En un año marcado por la pandemia del Covid 19, la Iglesia Diocesana de Santiago de Compostela mantuvo en 2020 su compromiso con las actuaciones pastorales y asistenciales, al dedicar a este capítulo  un total de 3,6 millones de euros, cifra inferior a la correspondiente al ejercicio de 2019, debido en buena parte a la disminución de los ingresos. Pese a esa coyuntura adversa, la ejecución presupuestaria ascendió a 18,7 millones el año pasado, cuando el presupuesto modificado en mayo de 2020 se había establecido en algo más de 20 millones. La liquidación del presupuesto de 2020  fue uno de los asuntos abordados en la reunión que mantuvieron hoy en el Arzobispado, con la presencia de monseñor Julián Barrio, los miembros del Consejo de Asuntos Económicos. Ese compromiso social y pastoral tuvo como protagonistas a Cáritas y las distintas parroquias.

En opinión del ecónomo diocesano, Fernando  Barros, se trata «de un resultado bastante positivo, pues tras la modificación hecha a raíz del Covid 19, prácticamente hemos cumplido ese presupuesto ajustado: presupuestamos 20 millones y ejecutamos 18,7, con buen control del gasto».

En el informe sobre ejecución presupuestaria se pone de manifiesto que las aportaciones de los fieles en un ejercicio marcado por los meses de confinamiento y las limitaciones de acceso y aforo en los templos, bajaron de los 8,2 millones en 2019 a los 5,9 millones en 2020, cuantía sin embargo superior a los 3 millones que se esperaba ingresar. Hubo además un descenso en las colectas parroquiales. Todo ello provocó una necesidad de financiación de 192.000 euros, cuando se preveía, según indicó Barros, una necesidad de financiación de 6,7 millones.
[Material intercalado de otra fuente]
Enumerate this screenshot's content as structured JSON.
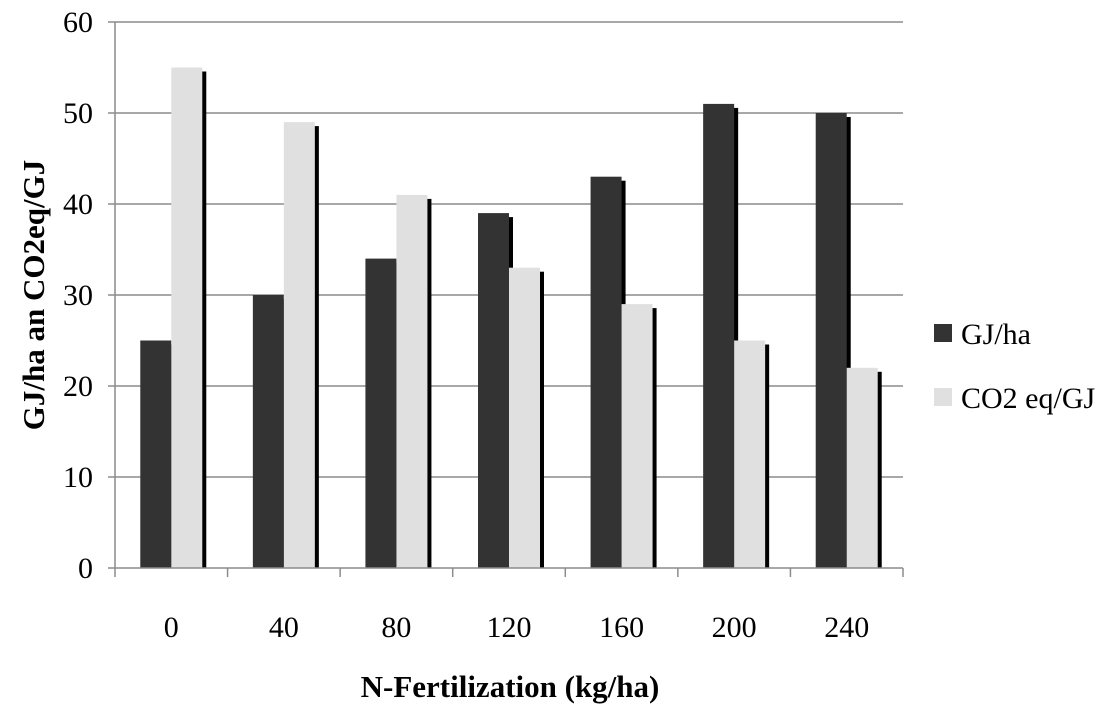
{
  "chart_data": {
    "type": "bar",
    "categories": [
      "0",
      "40",
      "80",
      "120",
      "160",
      "200",
      "240"
    ],
    "series": [
      {
        "name": "GJ/ha",
        "values": [
          25,
          30,
          34,
          39,
          43,
          51,
          50
        ],
        "color": "#333333"
      },
      {
        "name": "CO2 eq/GJ",
        "values": [
          55,
          49,
          41,
          33,
          29,
          25,
          22
        ],
        "color": "#e0e0e0"
      }
    ],
    "xlabel": "N-Fertilization (kg/ha)",
    "ylabel": "GJ/ha an CO2eq/GJ",
    "ylim": [
      0,
      60
    ],
    "yticks": [
      "0",
      "10",
      "20",
      "30",
      "40",
      "50",
      "60"
    ],
    "grid": true,
    "legend_position": "right"
  }
}
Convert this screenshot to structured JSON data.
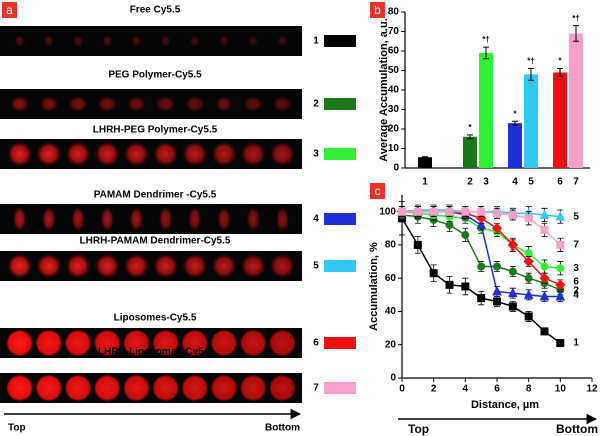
{
  "panel_a": {
    "label": "a",
    "rows": [
      {
        "title": "Free Cy5.5",
        "number": "1",
        "color": "#000000"
      },
      {
        "title": "PEG Polymer-Cy5.5",
        "number": "2",
        "color": "#1a7a1a"
      },
      {
        "title": "LHRH-PEG Polymer-Cy5.5",
        "number": "3",
        "color": "#33ee33"
      },
      {
        "title": "PAMAM Dendrimer -Cy5.5",
        "number": "4",
        "color": "#1f2fd6"
      },
      {
        "title": "LHRH-PAMAM Dendrimer-Cy5.5",
        "number": "5",
        "color": "#33c8f0"
      },
      {
        "title": "Liposomes-Cy5.5",
        "number": "6",
        "color": "#ee1111"
      },
      {
        "title": "LHRH-Liposomes-Cy5.5",
        "number": "7",
        "color": "#f7a1c8"
      }
    ],
    "arrow_start": "Top",
    "arrow_end": "Bottom"
  },
  "chart_data": [
    {
      "type": "bar",
      "panel": "b",
      "ylabel": "Average Accumulation, a.u.",
      "categories": [
        "1",
        "2",
        "3",
        "4",
        "5",
        "6",
        "7"
      ],
      "values": [
        5.5,
        16,
        59,
        23,
        48,
        49,
        69
      ],
      "errors": [
        0.3,
        1,
        3,
        1,
        3,
        2,
        4
      ],
      "annotations": [
        null,
        "*",
        "*†",
        "*",
        "*†",
        "*",
        "*†"
      ],
      "colors": [
        "#000000",
        "#1a7a1a",
        "#33ee33",
        "#1f2fd6",
        "#33c8f0",
        "#ee1111",
        "#f7a1c8"
      ],
      "ylim": [
        0,
        80
      ],
      "yticks": [
        0,
        10,
        20,
        30,
        40,
        50,
        60,
        70,
        80
      ]
    },
    {
      "type": "line",
      "panel": "c",
      "xlabel": "Distance, µm",
      "ylabel": "Accumulation, %",
      "x": [
        0,
        1,
        2,
        3,
        4,
        5,
        6,
        7,
        8,
        9,
        10
      ],
      "series": [
        {
          "name": "1",
          "color": "#000000",
          "marker": "square",
          "values": [
            96,
            80,
            63,
            56,
            55,
            48,
            46,
            43,
            37,
            28,
            21
          ],
          "errors": [
            10,
            5,
            5,
            5,
            5,
            4,
            3,
            3,
            3,
            2,
            2
          ]
        },
        {
          "name": "2",
          "color": "#1a7a1a",
          "marker": "circle",
          "values": [
            98,
            97,
            95,
            92,
            86,
            67,
            67,
            64,
            60,
            57,
            53
          ],
          "errors": [
            4,
            4,
            4,
            4,
            4,
            3,
            3,
            3,
            3,
            3,
            3
          ]
        },
        {
          "name": "3",
          "color": "#33ee33",
          "marker": "circle",
          "values": [
            100,
            99,
            98,
            97,
            96,
            90,
            88,
            80,
            75,
            67,
            66
          ],
          "errors": [
            3,
            3,
            3,
            3,
            3,
            3,
            3,
            4,
            4,
            4,
            4
          ]
        },
        {
          "name": "4",
          "color": "#1f2fd6",
          "marker": "triangle",
          "values": [
            100,
            100,
            100,
            100,
            98,
            92,
            52,
            51,
            50,
            49,
            49
          ],
          "errors": [
            3,
            3,
            3,
            3,
            3,
            3,
            3,
            3,
            3,
            3,
            3
          ]
        },
        {
          "name": "5",
          "color": "#33c8f0",
          "marker": "triangle",
          "values": [
            100,
            101,
            101,
            101,
            100,
            100,
            100,
            99,
            99,
            98,
            97
          ],
          "errors": [
            3,
            3,
            3,
            3,
            3,
            3,
            3,
            3,
            4,
            4,
            4
          ]
        },
        {
          "name": "6",
          "color": "#ee1111",
          "marker": "diamond",
          "values": [
            100,
            100,
            100,
            100,
            99,
            96,
            90,
            80,
            70,
            60,
            56
          ],
          "errors": [
            3,
            3,
            3,
            3,
            3,
            3,
            3,
            3,
            3,
            3,
            3
          ]
        },
        {
          "name": "7",
          "color": "#f7a1c8",
          "marker": "square",
          "values": [
            100,
            100,
            100,
            100,
            100,
            100,
            99,
            98,
            96,
            89,
            80
          ],
          "errors": [
            3,
            3,
            3,
            3,
            3,
            3,
            3,
            3,
            4,
            4,
            4
          ]
        }
      ],
      "xlim": [
        0,
        12
      ],
      "xticks": [
        0,
        2,
        4,
        6,
        8,
        10,
        12
      ],
      "ylim": [
        0,
        110
      ],
      "yticks": [
        0,
        20,
        40,
        60,
        80,
        100
      ],
      "arrow_start": "Top",
      "arrow_end": "Bottom"
    }
  ]
}
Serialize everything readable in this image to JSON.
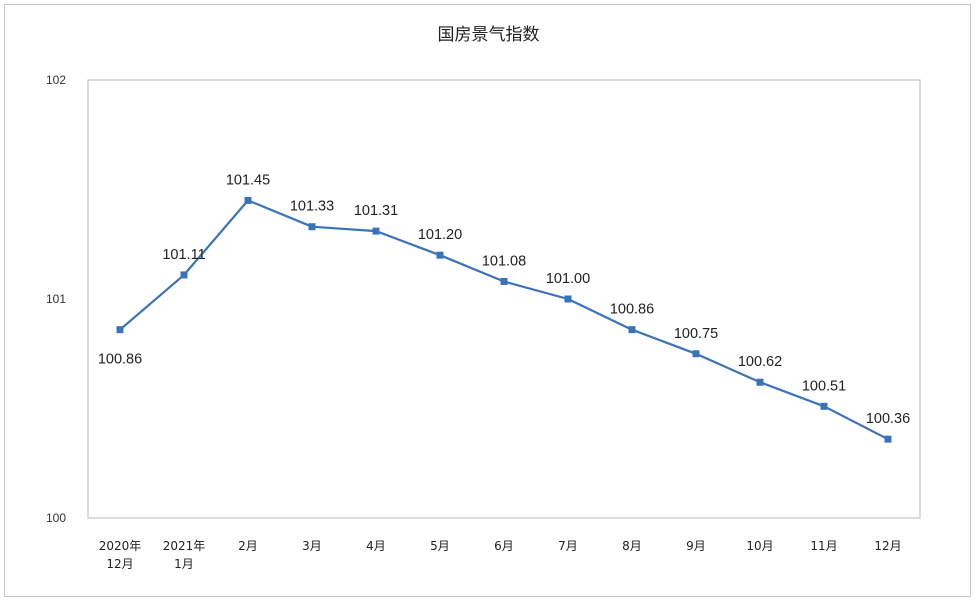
{
  "chart_data": {
    "type": "line",
    "title": "国房景气指数",
    "xlabel": "",
    "ylabel": "",
    "categories": [
      [
        "2020年",
        "12月"
      ],
      [
        "2021年",
        "1月"
      ],
      [
        "2月"
      ],
      [
        "3月"
      ],
      [
        "4月"
      ],
      [
        "5月"
      ],
      [
        "6月"
      ],
      [
        "7月"
      ],
      [
        "8月"
      ],
      [
        "9月"
      ],
      [
        "10月"
      ],
      [
        "11月"
      ],
      [
        "12月"
      ]
    ],
    "series": [
      {
        "values": [
          100.86,
          101.11,
          101.45,
          101.33,
          101.31,
          101.2,
          101.08,
          101.0,
          100.86,
          100.75,
          100.62,
          100.51,
          100.36
        ],
        "labels": [
          "100.86",
          "101.11",
          "101.45",
          "101.33",
          "101.31",
          "101.20",
          "101.08",
          "101.00",
          "100.86",
          "100.75",
          "100.62",
          "100.51",
          "100.36"
        ]
      }
    ],
    "ylim": [
      100,
      102
    ],
    "yticks": [
      "100",
      "101",
      "102"
    ],
    "grid": false,
    "legend": "none",
    "line_color": "#3a73b8"
  }
}
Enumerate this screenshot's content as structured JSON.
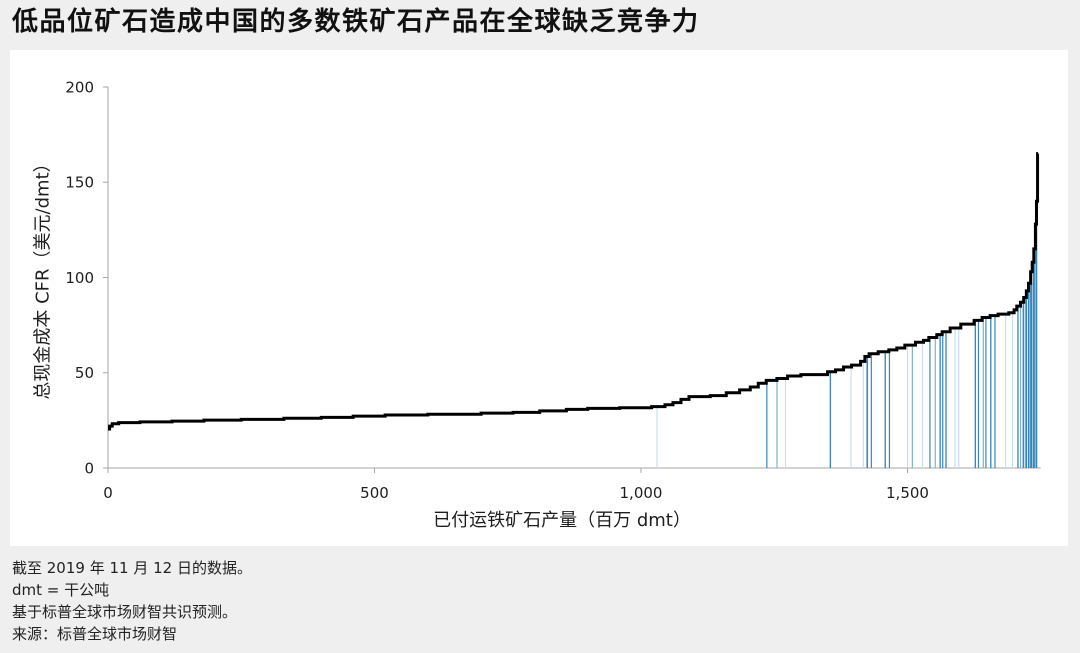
{
  "chart_data": {
    "type": "line",
    "step": true,
    "title": "低品位矿石造成中国的多数铁矿石产品在全球缺乏竞争力",
    "xlabel": "已付运铁矿石产量（百万 dmt）",
    "ylabel": "总现金成本 CFR（美元/dmt）",
    "xlim": [
      0,
      1750
    ],
    "ylim": [
      0,
      200
    ],
    "grid": false,
    "x_ticks": [
      0,
      500,
      1000,
      1500
    ],
    "x_tick_labels": [
      "0",
      "500",
      "1,000",
      "1,500"
    ],
    "y_ticks": [
      0,
      50,
      100,
      150,
      200
    ],
    "y_tick_labels": [
      "0",
      "50",
      "100",
      "150",
      "200"
    ],
    "curve": {
      "color": "#000000",
      "x": [
        0,
        3,
        8,
        20,
        60,
        120,
        180,
        250,
        330,
        400,
        460,
        520,
        600,
        700,
        760,
        810,
        860,
        900,
        960,
        1020,
        1045,
        1060,
        1075,
        1090,
        1130,
        1160,
        1185,
        1205,
        1220,
        1235,
        1255,
        1275,
        1300,
        1350,
        1365,
        1380,
        1395,
        1412,
        1420,
        1428,
        1445,
        1465,
        1480,
        1495,
        1515,
        1530,
        1540,
        1555,
        1565,
        1580,
        1600,
        1625,
        1640,
        1655,
        1670,
        1690,
        1700,
        1705,
        1712,
        1718,
        1723,
        1727,
        1731,
        1734,
        1737,
        1740,
        1742,
        1744,
        1745
      ],
      "y": [
        20.5,
        22,
        23.2,
        23.8,
        24.2,
        24.6,
        25.1,
        25.5,
        26.1,
        26.6,
        27.2,
        27.8,
        28.2,
        28.8,
        29.2,
        30,
        30.8,
        31.3,
        31.6,
        32.2,
        33.2,
        34.3,
        36,
        37.5,
        38,
        39.5,
        41,
        42.5,
        44.5,
        46,
        47,
        48.3,
        49,
        50.5,
        51.5,
        53,
        54,
        56,
        58.5,
        60,
        61,
        62,
        63,
        64.5,
        66,
        67,
        68.5,
        70,
        71.5,
        73.5,
        75.5,
        77.5,
        79,
        80,
        80.8,
        81.5,
        83,
        85,
        87,
        89.5,
        93,
        97,
        103,
        108,
        115,
        128,
        140,
        165,
        165
      ]
    },
    "highlights": [
      {
        "x": 1029,
        "w": 1.5,
        "color": "#c9deee"
      },
      {
        "x": 1235,
        "w": 2,
        "color": "#3a86ba"
      },
      {
        "x": 1254,
        "w": 2,
        "color": "#7eb1d4"
      },
      {
        "x": 1270,
        "w": 1.5,
        "color": "#c9deee"
      },
      {
        "x": 1354,
        "w": 2.5,
        "color": "#3a86ba"
      },
      {
        "x": 1393,
        "w": 1.5,
        "color": "#c9deee"
      },
      {
        "x": 1416,
        "w": 1.5,
        "color": "#c9deee"
      },
      {
        "x": 1423,
        "w": 3,
        "color": "#3a86ba"
      },
      {
        "x": 1431,
        "w": 2,
        "color": "#3a86ba"
      },
      {
        "x": 1457,
        "w": 2.5,
        "color": "#3a86ba"
      },
      {
        "x": 1465,
        "w": 2,
        "color": "#3a86ba"
      },
      {
        "x": 1499,
        "w": 1.5,
        "color": "#c9deee"
      },
      {
        "x": 1508,
        "w": 1.5,
        "color": "#7eb1d4"
      },
      {
        "x": 1527,
        "w": 1.5,
        "color": "#c9deee"
      },
      {
        "x": 1541,
        "w": 2,
        "color": "#3a86ba"
      },
      {
        "x": 1551,
        "w": 1.5,
        "color": "#7eb1d4"
      },
      {
        "x": 1560,
        "w": 2.5,
        "color": "#3a86ba"
      },
      {
        "x": 1565,
        "w": 2,
        "color": "#3a86ba"
      },
      {
        "x": 1571,
        "w": 2.5,
        "color": "#3a86ba"
      },
      {
        "x": 1588,
        "w": 1.5,
        "color": "#c9deee"
      },
      {
        "x": 1595,
        "w": 1.5,
        "color": "#c9deee"
      },
      {
        "x": 1626,
        "w": 2.5,
        "color": "#3a86ba"
      },
      {
        "x": 1632,
        "w": 2,
        "color": "#3a86ba"
      },
      {
        "x": 1641,
        "w": 2,
        "color": "#7eb1d4"
      },
      {
        "x": 1646,
        "w": 2,
        "color": "#3a86ba"
      },
      {
        "x": 1655,
        "w": 2.5,
        "color": "#3a86ba"
      },
      {
        "x": 1663,
        "w": 2,
        "color": "#3a86ba"
      },
      {
        "x": 1683,
        "w": 1.5,
        "color": "#c9deee"
      },
      {
        "x": 1696,
        "w": 1.5,
        "color": "#c9deee"
      },
      {
        "x": 1706,
        "w": 2.5,
        "color": "#3a86ba"
      },
      {
        "x": 1711,
        "w": 2,
        "color": "#7eb1d4"
      },
      {
        "x": 1716,
        "w": 3,
        "color": "#3a86ba"
      },
      {
        "x": 1721,
        "w": 3.5,
        "color": "#3a86ba"
      },
      {
        "x": 1726,
        "w": 3,
        "color": "#3a86ba"
      },
      {
        "x": 1730,
        "w": 4,
        "color": "#3a86ba"
      },
      {
        "x": 1735,
        "w": 4,
        "color": "#3a86ba"
      },
      {
        "x": 1740,
        "w": 3.5,
        "color": "#3a86ba"
      }
    ]
  },
  "footnotes": [
    "截至 2019 年 11 月 12 日的数据。",
    "dmt = 干公吨",
    "基于标普全球市场财智共识预测。",
    "来源：标普全球市场财智"
  ]
}
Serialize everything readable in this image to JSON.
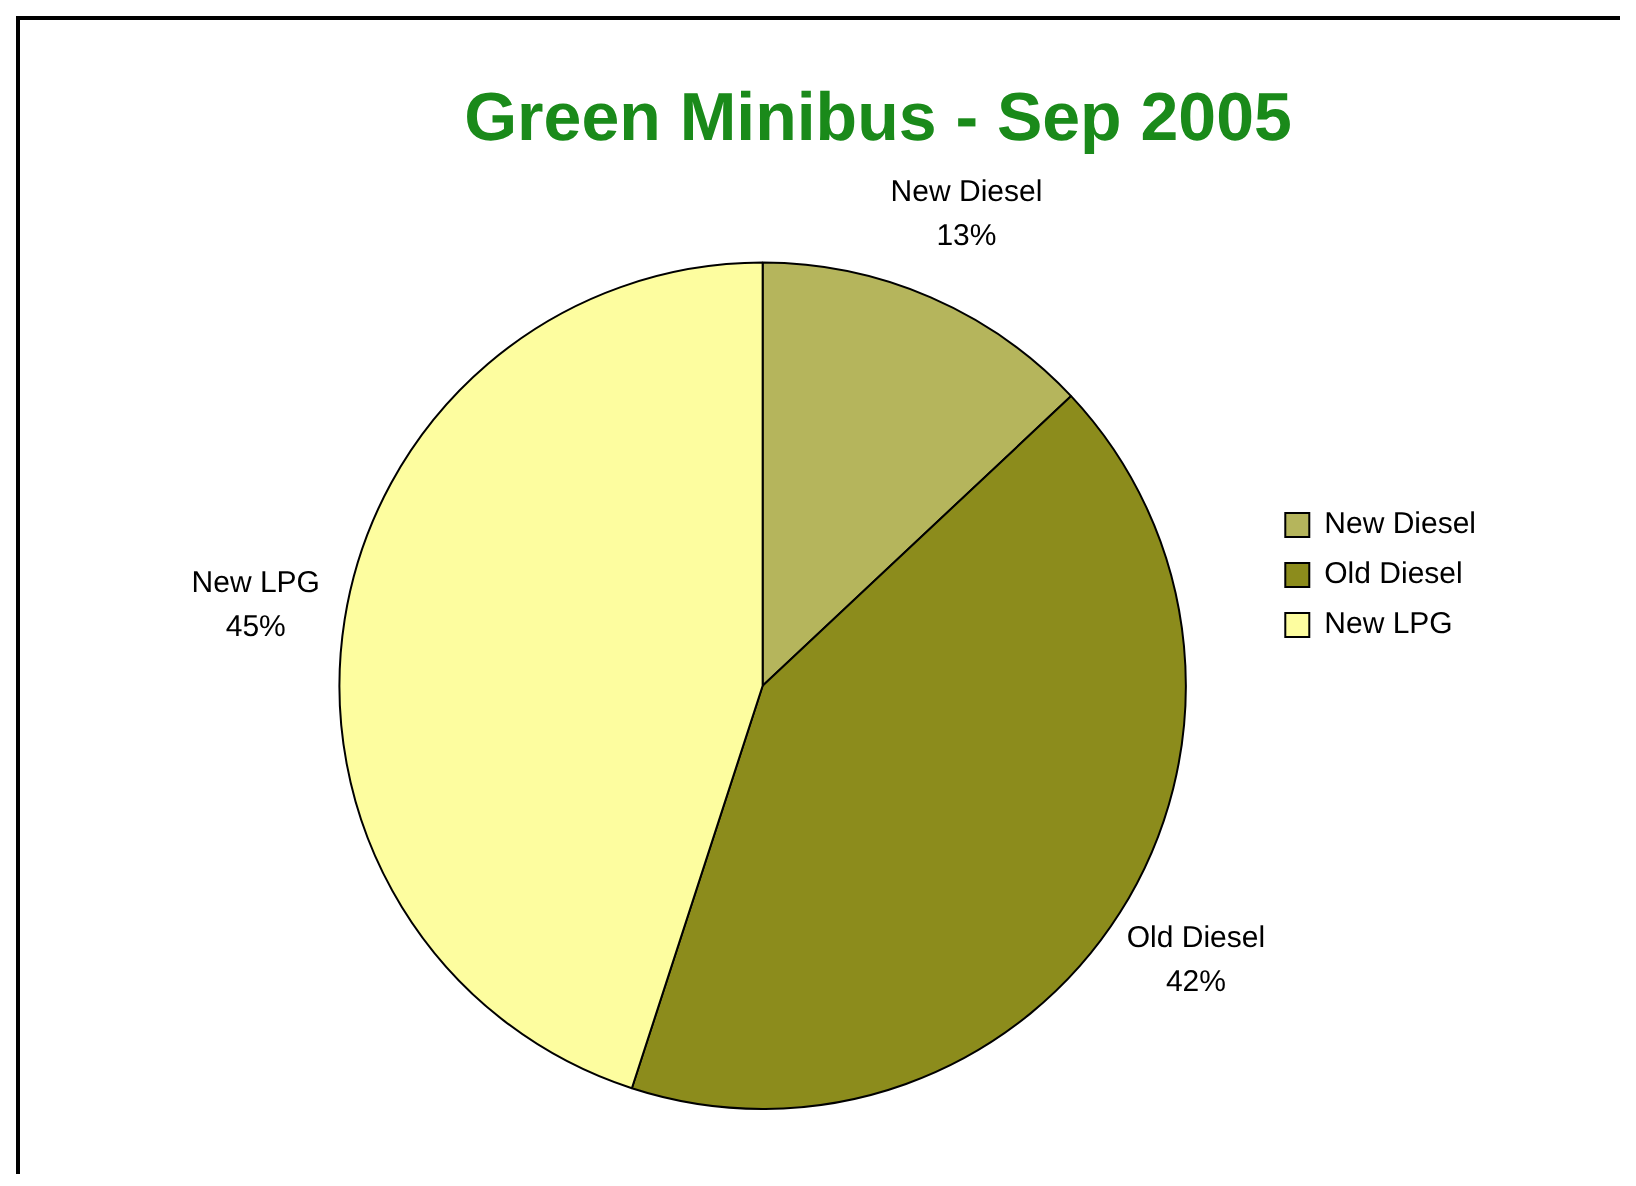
{
  "chart_data": {
    "type": "pie",
    "title": "Green Minibus - Sep 2005",
    "categories": [
      "New Diesel",
      "Old Diesel",
      "New LPG"
    ],
    "values": [
      13,
      42,
      45
    ],
    "colors": [
      "#b5b55c",
      "#8c8c1c",
      "#fdfd9f"
    ],
    "value_labels": [
      "13%",
      "42%",
      "45%"
    ],
    "legend": "right"
  }
}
En la reunión del Consejo de Asuntos Económicos se presentó, también, la Memoria Anual de la Archidiócesis correspondiente al ejercicio del año pasado. Estuvieron presentes en la reunión, a la que también asistió el obispo auxiliar, monseñor Francisco José Prieto, el ecónomo, Fernando Barros, Manuel Silva, Patricia Quintáns, María Jesús Rodríguez, Cecilia Sierra, Beatriz Ferreiro, José Carlos de Miguel, Pedro Ceán, María Dolores Álvarez, Dolores Becerra, Manuel Botana, Crisanto Rial y Manuel Ferreiro.